Consider the code
--------------------------------
struct complex {
double re, im;
complex(double r, double i) : re(r), im(i) {}
};
inline complex operator+(const complex& a, const complex& b) {
return complex(a.re+b.re, a.im+b.im);
}
complex addone(const complex& arg) {
return arg + complex(1,0);
}
-------------------------------
We get really lousy code for this, in all gcc versions, including
tree-ssa.
The reason is that we build a temporary struct to hold the 1, 0 and
don't
get rid of it, so we take no advantage of the zero.
Calling this foo.C, foo.C.t09.ssa gives
;; Function complex addone(const complex&) (_Z6addoneRK7complex)
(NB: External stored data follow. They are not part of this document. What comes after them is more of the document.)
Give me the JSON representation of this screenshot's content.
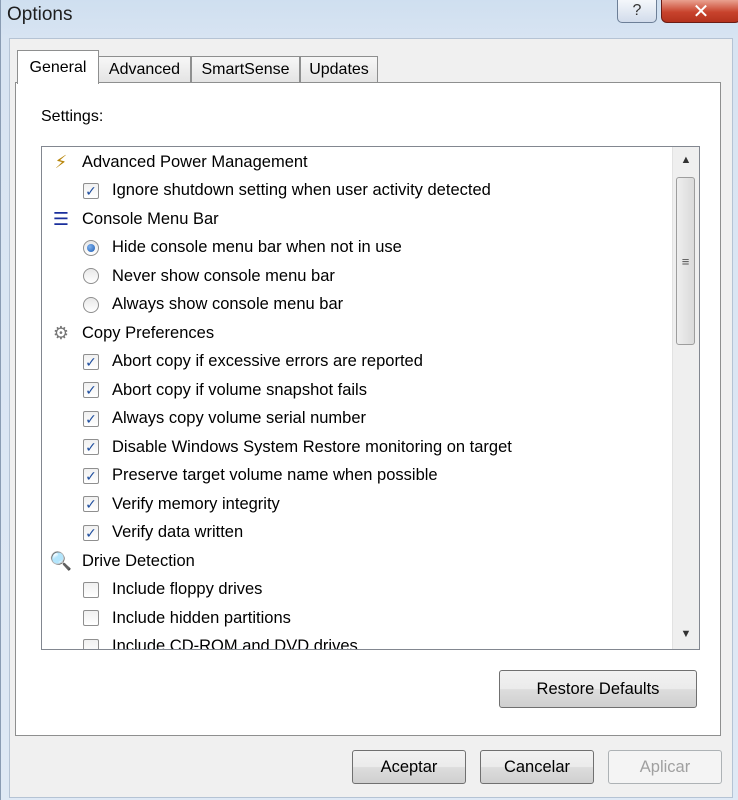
{
  "window": {
    "title": "Options",
    "help_glyph": "?",
    "close_glyph": "✕"
  },
  "tabs": [
    {
      "label": "General",
      "active": true
    },
    {
      "label": "Advanced",
      "active": false
    },
    {
      "label": "SmartSense",
      "active": false
    },
    {
      "label": "Updates",
      "active": false
    }
  ],
  "settings_label": "Settings:",
  "sections": [
    {
      "title": "Advanced Power Management",
      "icon": "power-management-icon",
      "items": [
        {
          "type": "checkbox",
          "checked": true,
          "label": "Ignore shutdown setting when user activity detected"
        }
      ]
    },
    {
      "title": "Console Menu Bar",
      "icon": "menu-bar-icon",
      "items": [
        {
          "type": "radio",
          "checked": true,
          "label": "Hide console menu bar when not in use"
        },
        {
          "type": "radio",
          "checked": false,
          "label": "Never show console menu bar"
        },
        {
          "type": "radio",
          "checked": false,
          "label": "Always show console menu bar"
        }
      ]
    },
    {
      "title": "Copy Preferences",
      "icon": "gear-icon",
      "items": [
        {
          "type": "checkbox",
          "checked": true,
          "label": "Abort copy if excessive errors are reported"
        },
        {
          "type": "checkbox",
          "checked": true,
          "label": "Abort copy if volume snapshot fails"
        },
        {
          "type": "checkbox",
          "checked": true,
          "label": "Always copy volume serial number"
        },
        {
          "type": "checkbox",
          "checked": true,
          "label": "Disable Windows System Restore monitoring on target"
        },
        {
          "type": "checkbox",
          "checked": true,
          "label": "Preserve target volume name when possible"
        },
        {
          "type": "checkbox",
          "checked": true,
          "label": "Verify memory integrity"
        },
        {
          "type": "checkbox",
          "checked": true,
          "label": "Verify data written"
        }
      ]
    },
    {
      "title": "Drive Detection",
      "icon": "magnifier-icon",
      "items": [
        {
          "type": "checkbox",
          "checked": false,
          "label": "Include floppy drives"
        },
        {
          "type": "checkbox",
          "checked": false,
          "label": "Include hidden partitions"
        },
        {
          "type": "checkbox",
          "checked": false,
          "label": "Include CD-ROM and DVD drives"
        }
      ]
    }
  ],
  "scrollbar": {
    "up_glyph": "▲",
    "down_glyph": "▼",
    "grip_glyph": "≡"
  },
  "buttons": {
    "restore_defaults": "Restore Defaults",
    "accept": "Aceptar",
    "cancel": "Cancelar",
    "apply": "Aplicar"
  }
}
complex addone(const complex&) (arg)
{
struct complex retval.12;
struct complex <UVa150>;
struct complex * T.8;
struct complex * T.9;
struct complex & T.10;
struct complex T.11;
{
T.8_2 = &<UVa150>;
{
double i;
double r;
struct complex * const this;
this_3 = (struct complex * const)T.8_2;
r_5 = 1.0e+0;
i_6 = 0.0;
{
this->re = 1.0e+0;
this->im = 0.0;
{
(void)0
}
}
};
T.9_9 = &<UVa150>;
T.10_10 = (struct complex &)T.9_9;
{
struct complex & b;
struct complex <UVa770>;
b_11 = T.10_10;
{
struct complex * T.1;
double T.2;
double T.3;
double T.4;
double T.5;
double T.6;
double T.7;
{
T.1_13 = &<UVa770>;
T.2_15 = arg->re;
T.3_16 = b->re;
T.4_17 = T.2_15 + T.3_16;
T.5_18 = arg->im;
T.6_19 = b->im;
T.7_20 = T.5_18 + T.6_19;
{
double i;
double r;
struct complex * const this;
this_21 = (struct complex * const)T.1_13;
r_23 = T.4_17;
i_24 = T.7_20;
{
this->re = T.4_17;
this->im = T.7_20;
{
(void)0
}
}
};
{
(void)0;
goto <ULa700>;
}
}
};
<ULa700>:;;
retval.12_27 = <UVa770>
};
T.11_28 = retval.12_27;
return retval.12_27;
}
}
------------------------------------------------------------
It would seem simple enough to eliminate all uses of the temporary
struct
<UVa150> by doing copy propagation: what we would have left is only the
initialization of the struct itself; all uses of the struct would get
the
1.0 and 0.0 values from its re and im fields. At this point the
temporary
struct should be eligible for killing.
If we could do this alone, we would greatly improve C++ performance,
especially
on things like the Boost graph library. It seems that we have most of
what we
need in place, right?